Students Create Bionic Body Parts

BrainStem students are currently working on a project designing bionic body parts, such as bionic hands, legs, and sensory organs like the eye and ear. The girls are researching how their selected body part is normally coordinated by the brain. Then they are designing a way for their bionic part to interface with a person’s existing nervous system to enable the artificial part to function like the real thing

To complement this project, a Ph.D. researcher from UWA, Nicholas Lawler came to talk to students about his science research pathway. Nicholas started with a degree in physics and engineering and is now applying these disciplines to his study of neurons.

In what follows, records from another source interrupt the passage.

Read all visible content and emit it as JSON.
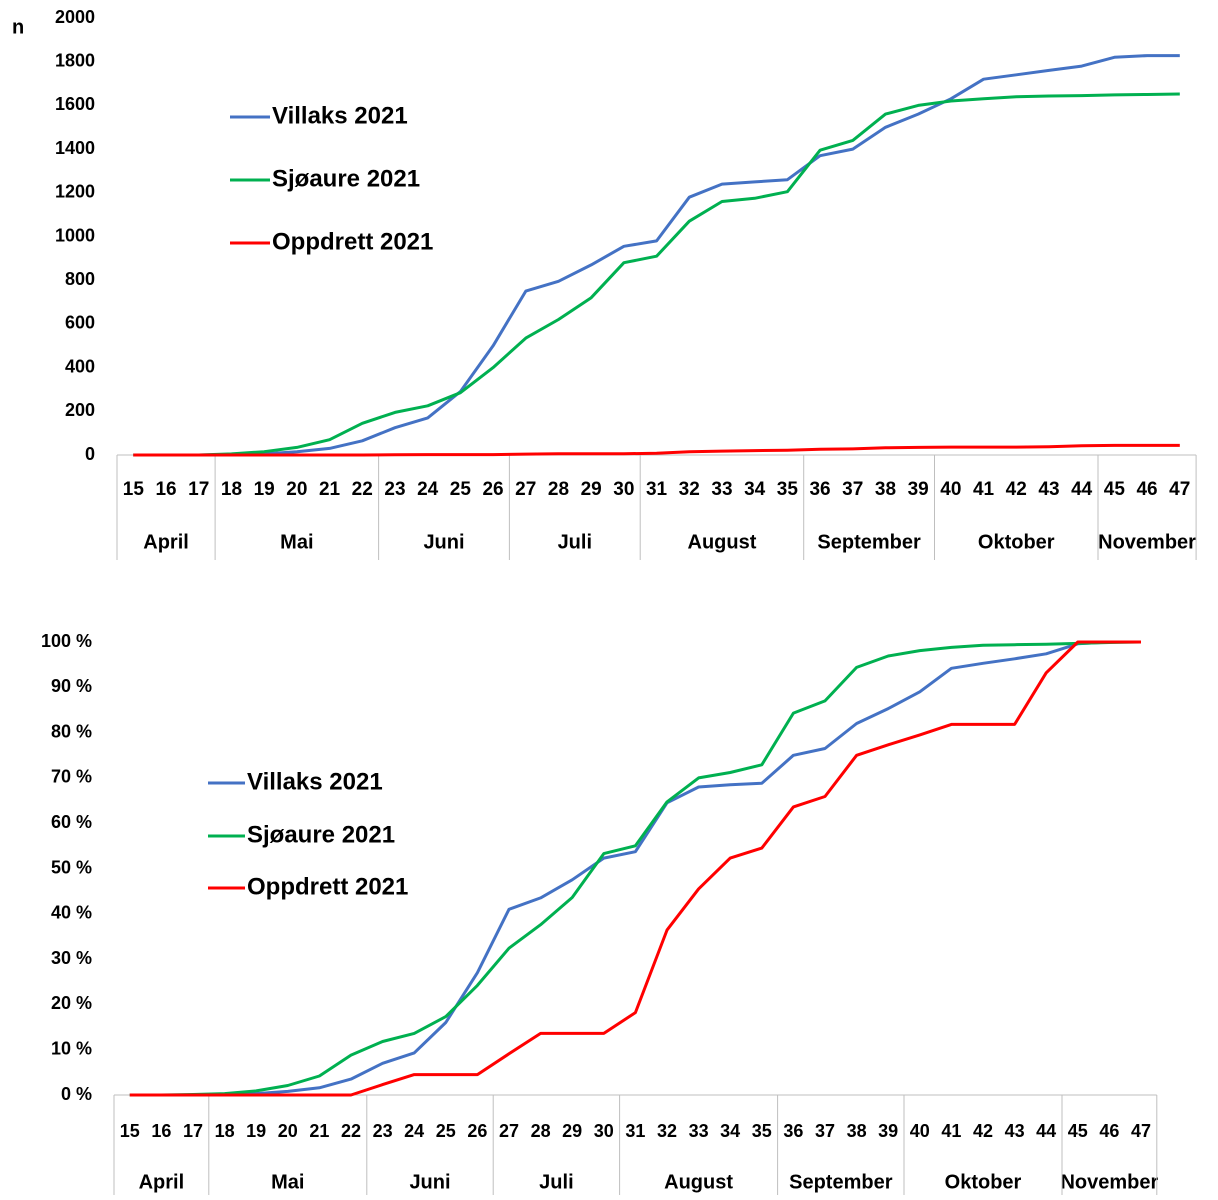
{
  "chart_data": [
    {
      "type": "line",
      "y_label": "n",
      "categories": [
        "15",
        "16",
        "17",
        "18",
        "19",
        "20",
        "21",
        "22",
        "23",
        "24",
        "25",
        "26",
        "27",
        "28",
        "29",
        "30",
        "31",
        "32",
        "33",
        "34",
        "35",
        "36",
        "37",
        "38",
        "39",
        "40",
        "41",
        "42",
        "43",
        "44",
        "45",
        "46",
        "47"
      ],
      "groups": [
        {
          "label": "April",
          "from": 0,
          "to": 2
        },
        {
          "label": "Mai",
          "from": 3,
          "to": 7
        },
        {
          "label": "Juni",
          "from": 8,
          "to": 11
        },
        {
          "label": "Juli",
          "from": 12,
          "to": 15
        },
        {
          "label": "August",
          "from": 16,
          "to": 20
        },
        {
          "label": "September",
          "from": 21,
          "to": 24
        },
        {
          "label": "Oktober",
          "from": 25,
          "to": 29
        },
        {
          "label": "November",
          "from": 30,
          "to": 32
        }
      ],
      "series": [
        {
          "name": "Villaks 2021",
          "color": "#4472c4",
          "values": [
            0,
            0,
            0,
            2,
            5,
            15,
            30,
            65,
            125,
            170,
            290,
            500,
            750,
            795,
            870,
            955,
            980,
            1180,
            1240,
            1250,
            1260,
            1370,
            1400,
            1500,
            1560,
            1630,
            1720,
            1740,
            1760,
            1780,
            1820,
            1828,
            1828
          ]
        },
        {
          "name": "Sjøaure 2021",
          "color": "#00b050",
          "values": [
            0,
            0,
            0,
            5,
            15,
            35,
            70,
            145,
            195,
            225,
            285,
            400,
            535,
            620,
            720,
            880,
            910,
            1070,
            1160,
            1175,
            1205,
            1395,
            1440,
            1560,
            1600,
            1620,
            1630,
            1640,
            1643,
            1645,
            1648,
            1650,
            1652
          ]
        },
        {
          "name": "Oppdrett 2021",
          "color": "#ff0000",
          "values": [
            0,
            0,
            0,
            0,
            0,
            0,
            0,
            0,
            1,
            2,
            2,
            2,
            4,
            6,
            6,
            6,
            8,
            15,
            18,
            20,
            22,
            26,
            28,
            33,
            35,
            36,
            36,
            36,
            38,
            42,
            44,
            44,
            44
          ]
        }
      ],
      "ylim": [
        0,
        2000
      ],
      "yticks": [
        0,
        200,
        400,
        600,
        800,
        1000,
        1200,
        1400,
        1600,
        1800,
        2000
      ],
      "legend": "upper left"
    },
    {
      "type": "line",
      "categories": [
        "15",
        "16",
        "17",
        "18",
        "19",
        "20",
        "21",
        "22",
        "23",
        "24",
        "25",
        "26",
        "27",
        "28",
        "29",
        "30",
        "31",
        "32",
        "33",
        "34",
        "35",
        "36",
        "37",
        "38",
        "39",
        "40",
        "41",
        "42",
        "43",
        "44",
        "45",
        "46",
        "47"
      ],
      "groups": [
        {
          "label": "April",
          "from": 0,
          "to": 2
        },
        {
          "label": "Mai",
          "from": 3,
          "to": 7
        },
        {
          "label": "Juni",
          "from": 8,
          "to": 11
        },
        {
          "label": "Juli",
          "from": 12,
          "to": 15
        },
        {
          "label": "August",
          "from": 16,
          "to": 20
        },
        {
          "label": "September",
          "from": 21,
          "to": 24
        },
        {
          "label": "Oktober",
          "from": 25,
          "to": 29
        },
        {
          "label": "November",
          "from": 30,
          "to": 32
        }
      ],
      "series": [
        {
          "name": "Villaks 2021",
          "color": "#4472c4",
          "values": [
            0,
            0,
            0,
            0.1,
            0.3,
            0.8,
            1.6,
            3.5,
            7,
            9.3,
            16,
            27,
            41,
            43.5,
            47.5,
            52.3,
            53.7,
            64.5,
            68,
            68.5,
            68.8,
            75,
            76.5,
            82,
            85.3,
            89,
            94.2,
            95.3,
            96.3,
            97.4,
            99.6,
            100,
            100
          ]
        },
        {
          "name": "Sjøaure 2021",
          "color": "#00b050",
          "values": [
            0,
            0,
            0.1,
            0.3,
            0.9,
            2.1,
            4.2,
            8.8,
            11.8,
            13.6,
            17.3,
            24.2,
            32.4,
            37.6,
            43.6,
            53.3,
            55,
            64.7,
            70,
            71.2,
            72.9,
            84.3,
            87,
            94.4,
            96.9,
            98.1,
            98.8,
            99.3,
            99.4,
            99.5,
            99.7,
            99.9,
            100
          ]
        },
        {
          "name": "Oppdrett 2021",
          "color": "#ff0000",
          "values": [
            0,
            0,
            0,
            0,
            0,
            0,
            0,
            0,
            2.3,
            4.5,
            4.5,
            4.5,
            9.1,
            13.6,
            13.6,
            13.6,
            18.2,
            36.4,
            45.5,
            52.3,
            54.5,
            63.6,
            65.9,
            75,
            77.3,
            79.5,
            81.8,
            81.8,
            81.8,
            93.2,
            100,
            100,
            100
          ]
        }
      ],
      "ylim": [
        0,
        100
      ],
      "yticks": [
        {
          "value": 0,
          "label": "0 %"
        },
        {
          "value": 10,
          "label": "10 %"
        },
        {
          "value": 20,
          "label": "20 %"
        },
        {
          "value": 30,
          "label": "30 %"
        },
        {
          "value": 40,
          "label": "40 %"
        },
        {
          "value": 50,
          "label": "50 %"
        },
        {
          "value": 60,
          "label": "60 %"
        },
        {
          "value": 70,
          "label": "70 %"
        },
        {
          "value": 80,
          "label": "80 %"
        },
        {
          "value": 90,
          "label": "90 %"
        },
        {
          "value": 100,
          "label": "100 %"
        }
      ],
      "legend": "upper left"
    }
  ]
}
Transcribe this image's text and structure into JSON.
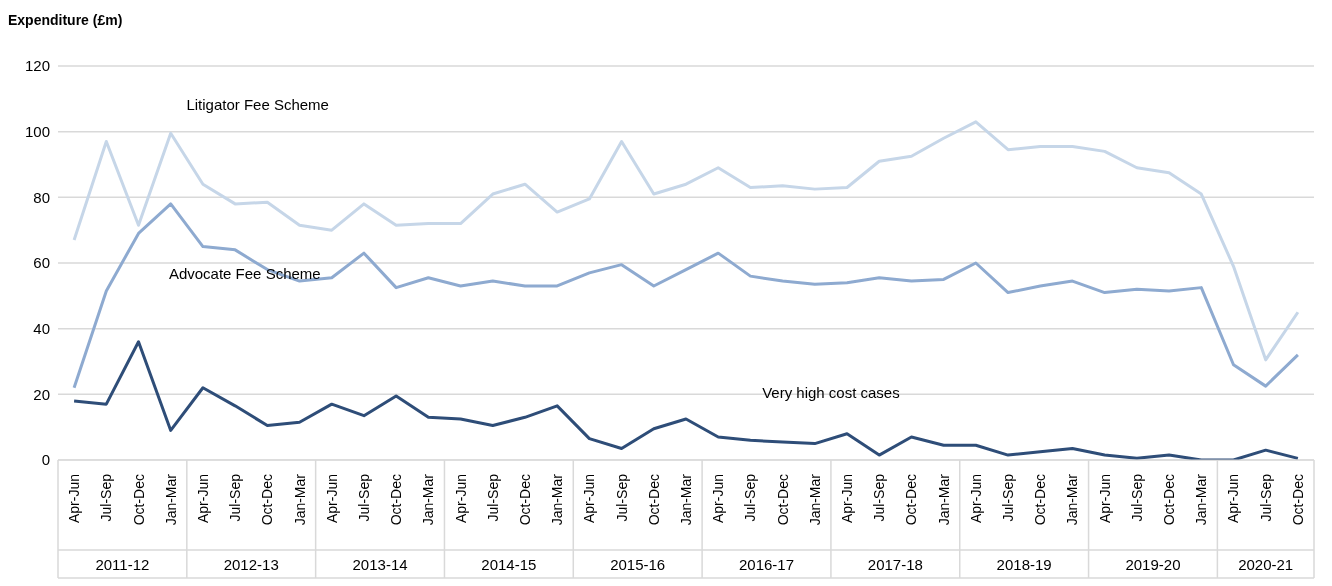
{
  "chart_data": {
    "type": "line",
    "ylabel": "Expenditure (£m)",
    "categories": [
      "Apr-Jun",
      "Jul-Sep",
      "Oct-Dec",
      "Jan-Mar",
      "Apr-Jun",
      "Jul-Sep",
      "Oct-Dec",
      "Jan-Mar",
      "Apr-Jun",
      "Jul-Sep",
      "Oct-Dec",
      "Jan-Mar",
      "Apr-Jun",
      "Jul-Sep",
      "Oct-Dec",
      "Jan-Mar",
      "Apr-Jun",
      "Jul-Sep",
      "Oct-Dec",
      "Jan-Mar",
      "Apr-Jun",
      "Jul-Sep",
      "Oct-Dec",
      "Jan-Mar",
      "Apr-Jun",
      "Jul-Sep",
      "Oct-Dec",
      "Jan-Mar",
      "Apr-Jun",
      "Jul-Sep",
      "Oct-Dec",
      "Jan-Mar",
      "Apr-Jun",
      "Jul-Sep",
      "Oct-Dec",
      "Jan-Mar",
      "Apr-Jun",
      "Jul-Sep",
      "Oct-Dec"
    ],
    "annotations": [
      "2011-12",
      "2012-13",
      "2013-14",
      "2014-15",
      "2015-16",
      "2016-17",
      "2017-18",
      "2018-19",
      "2019-20",
      "2020-21"
    ],
    "series": [
      {
        "name": "Litigator Fee Scheme",
        "color": "#c6d6e8",
        "values": [
          67,
          97,
          71.5,
          99.5,
          84,
          78,
          78.5,
          71.5,
          70,
          78,
          71.5,
          72,
          72,
          81,
          84,
          75.5,
          79.5,
          97,
          81,
          84,
          89,
          83,
          83.5,
          82.5,
          83,
          91,
          92.5,
          98,
          103,
          94.5,
          95.5,
          95.5,
          94,
          89,
          87.5,
          81,
          59,
          30.5,
          45
        ]
      },
      {
        "name": "Advocate Fee Scheme",
        "color": "#8eaad0",
        "values": [
          22,
          51.5,
          69,
          78,
          65,
          64,
          58,
          54.5,
          55.5,
          63,
          52.5,
          55.5,
          53,
          54.5,
          53,
          53,
          57,
          59.5,
          53,
          58,
          63,
          56,
          54.5,
          53.5,
          54,
          55.5,
          54.5,
          55,
          60,
          51,
          53,
          54.5,
          51,
          52,
          51.5,
          52.5,
          29,
          22.5,
          32
        ]
      },
      {
        "name": "Very high cost cases",
        "color": "#2e4d78",
        "values": [
          18,
          17,
          36,
          9,
          22,
          16.5,
          10.5,
          11.5,
          17,
          13.5,
          19.5,
          13,
          12.5,
          10.5,
          13,
          16.5,
          6.5,
          3.5,
          9.5,
          12.5,
          7,
          6,
          5.5,
          5,
          8,
          1.5,
          7,
          4.5,
          4.5,
          1.5,
          2.5,
          3.5,
          1.5,
          0.5,
          1.5,
          0,
          0,
          3,
          0.5
        ]
      }
    ],
    "ylim": [
      0,
      120
    ],
    "yticks": [
      0,
      20,
      40,
      60,
      80,
      100,
      120
    ],
    "grid": "y"
  }
}
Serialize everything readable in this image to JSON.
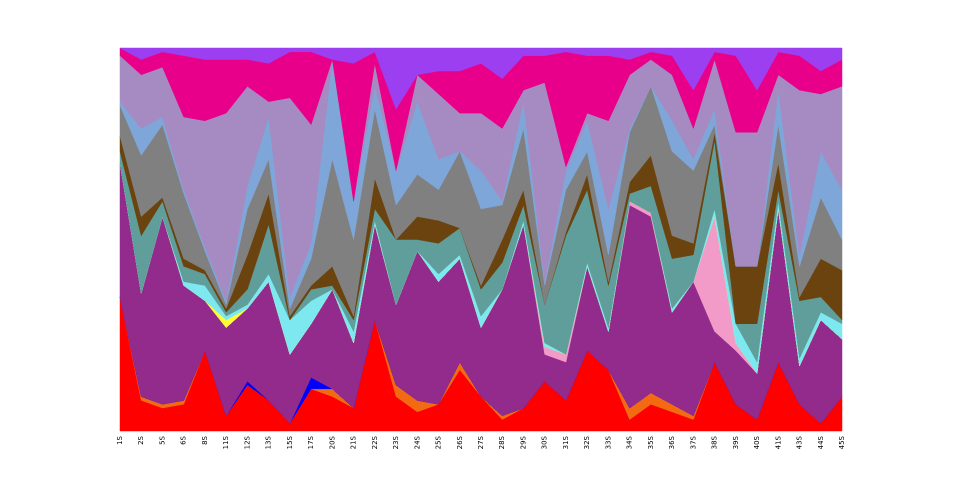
{
  "chart_data": {
    "type": "stackedarea",
    "categories": [
      "1S",
      "2S",
      "5S",
      "6S",
      "8S",
      "11S",
      "12S",
      "13S",
      "15S",
      "17S",
      "20S",
      "21S",
      "22S",
      "23S",
      "24S",
      "25S",
      "26S",
      "27S",
      "28S",
      "29S",
      "30S",
      "31S",
      "32S",
      "33S",
      "34S",
      "35S",
      "36S",
      "37S",
      "38S",
      "39S",
      "40S",
      "41S",
      "43S",
      "44S",
      "45S"
    ],
    "ylim": [
      0,
      100
    ],
    "series": [
      {
        "color": "#ff0000",
        "values": [
          35,
          8,
          6,
          7,
          21,
          4,
          12,
          8,
          2,
          11,
          9,
          6,
          29,
          9,
          5,
          7,
          16,
          9,
          3,
          6,
          13,
          8,
          21,
          16,
          3,
          7,
          5,
          3,
          18,
          7,
          3,
          18,
          7,
          2,
          9
        ]
      },
      {
        "color": "#f26b12",
        "values": [
          0,
          1,
          1,
          1,
          0,
          0,
          0,
          0,
          0,
          0,
          2,
          0,
          0,
          3,
          3,
          0,
          2,
          0,
          1,
          0,
          0,
          0,
          0,
          0,
          3,
          3,
          2,
          1,
          0,
          0,
          0,
          0,
          0,
          0,
          0
        ]
      },
      {
        "color": "#0000ff",
        "values": [
          0,
          0,
          0,
          0,
          0,
          0,
          1,
          0,
          0,
          3,
          0,
          0,
          0,
          0,
          0,
          0,
          0,
          0,
          0,
          0,
          0,
          0,
          0,
          0,
          0,
          0,
          0,
          0,
          0,
          0,
          0,
          0,
          0,
          0,
          0
        ]
      },
      {
        "color": "#922b8c",
        "values": [
          35,
          27,
          49,
          30,
          13,
          23,
          19,
          31,
          18,
          14,
          26,
          17,
          25,
          21,
          39,
          32,
          27,
          18,
          33,
          48,
          7,
          10,
          22,
          10,
          53,
          46,
          24,
          35,
          8,
          14,
          12,
          40,
          10,
          27,
          15
        ]
      },
      {
        "color": "#f29bc8",
        "values": [
          0,
          0,
          0,
          0,
          0,
          0,
          0,
          0,
          0,
          0,
          0,
          0,
          0,
          0,
          0,
          0,
          0,
          0,
          0,
          0,
          2,
          2,
          0,
          0,
          1,
          1,
          0,
          0,
          30,
          2,
          0,
          0,
          0,
          0,
          0
        ]
      },
      {
        "color": "#ffff33",
        "values": [
          0,
          0,
          0,
          0,
          0,
          2,
          0,
          0,
          0,
          0,
          0,
          0,
          0,
          0,
          0,
          0,
          0,
          0,
          0,
          0,
          0,
          0,
          0,
          0,
          0,
          0,
          0,
          0,
          0,
          0,
          0,
          0,
          0,
          0,
          0
        ]
      },
      {
        "color": "#7ee8f0",
        "values": [
          0,
          0,
          0,
          1,
          4,
          1,
          1,
          2,
          9,
          6,
          0,
          3,
          1,
          0,
          0,
          2,
          1,
          3,
          0,
          1,
          1,
          0,
          1,
          1,
          0,
          0,
          1,
          0,
          2,
          5,
          3,
          2,
          2,
          2,
          4
        ]
      },
      {
        "color": "#5f9e9a",
        "values": [
          3,
          15,
          4,
          4,
          3,
          1,
          4,
          13,
          0,
          3,
          1,
          3,
          3,
          17,
          3,
          8,
          7,
          7,
          7,
          4,
          10,
          31,
          19,
          11,
          2,
          7,
          13,
          7,
          18,
          0,
          10,
          3,
          15,
          4,
          1
        ]
      },
      {
        "color": "#6b430f",
        "values": [
          4,
          5,
          1,
          2,
          1,
          1,
          9,
          8,
          1,
          1,
          5,
          1,
          8,
          0,
          6,
          6,
          0,
          1,
          6,
          4,
          0,
          1,
          4,
          1,
          3,
          8,
          6,
          3,
          2,
          15,
          15,
          7,
          1,
          10,
          13
        ]
      },
      {
        "color": "#808080",
        "values": [
          8,
          16,
          19,
          17,
          5,
          1,
          12,
          9,
          2,
          7,
          28,
          20,
          18,
          9,
          11,
          8,
          20,
          20,
          9,
          16,
          5,
          11,
          6,
          7,
          13,
          18,
          22,
          19,
          2,
          0,
          0,
          10,
          8,
          16,
          8
        ]
      },
      {
        "color": "#7ea6d8",
        "values": [
          1,
          7,
          2,
          1,
          1,
          1,
          6,
          11,
          3,
          4,
          26,
          10,
          6,
          9,
          19,
          8,
          0,
          10,
          1,
          7,
          1,
          5,
          8,
          12,
          1,
          0,
          8,
          3,
          4,
          0,
          0,
          9,
          3,
          12,
          13
        ]
      },
      {
        "color": "#a58bc2",
        "values": [
          12,
          14,
          13,
          19,
          33,
          49,
          26,
          4,
          52,
          31,
          0,
          0,
          6,
          0,
          7,
          17,
          10,
          15,
          19,
          3,
          52,
          1,
          2,
          23,
          14,
          7,
          12,
          8,
          13,
          35,
          35,
          4,
          43,
          15,
          27
        ]
      },
      {
        "color": "#e8008a",
        "values": [
          2,
          4,
          4,
          16,
          16,
          14,
          7,
          10,
          12,
          19,
          0,
          36,
          3,
          16,
          0,
          6,
          11,
          13,
          13,
          9,
          7,
          30,
          15,
          17,
          4,
          2,
          5,
          10,
          2,
          20,
          11,
          6,
          9,
          6,
          7
        ]
      },
      {
        "color": "#9b3ff0",
        "values": [
          0,
          3,
          1,
          2,
          3,
          3,
          3,
          4,
          1,
          1,
          3,
          4,
          1,
          16,
          7,
          6,
          6,
          4,
          8,
          2,
          2,
          1,
          2,
          2,
          3,
          1,
          2,
          11,
          1,
          2,
          11,
          1,
          2,
          6,
          3
        ]
      }
    ]
  }
}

Nicholas outlined for our students how he is investigating the way electrical stimulation affects the differentiation of stem cells in the brain. As the BrainStem students knew from their work on brain wave monitoring, nervous system tissue communicates largely through electrical signalling.

During Nicholas’ time with the students, they were tasked with forming scientific questions that would have to be considered before starting this sort of research. For example:

  • determining what type of brain cells would be the best group of cells to target for this research and why?
  • whether this research could be conducted on cells grown in the lab or whether it would need to be carried out in a living organism? And,
  • the ethical considerations of these questions.

Students also had to question how the electrical signals could be delivered, given that cells are extremely small.

The interrelationship between science disciplines highlighted in Nicholas’ visit, provided another example of possible career pathways open to science students.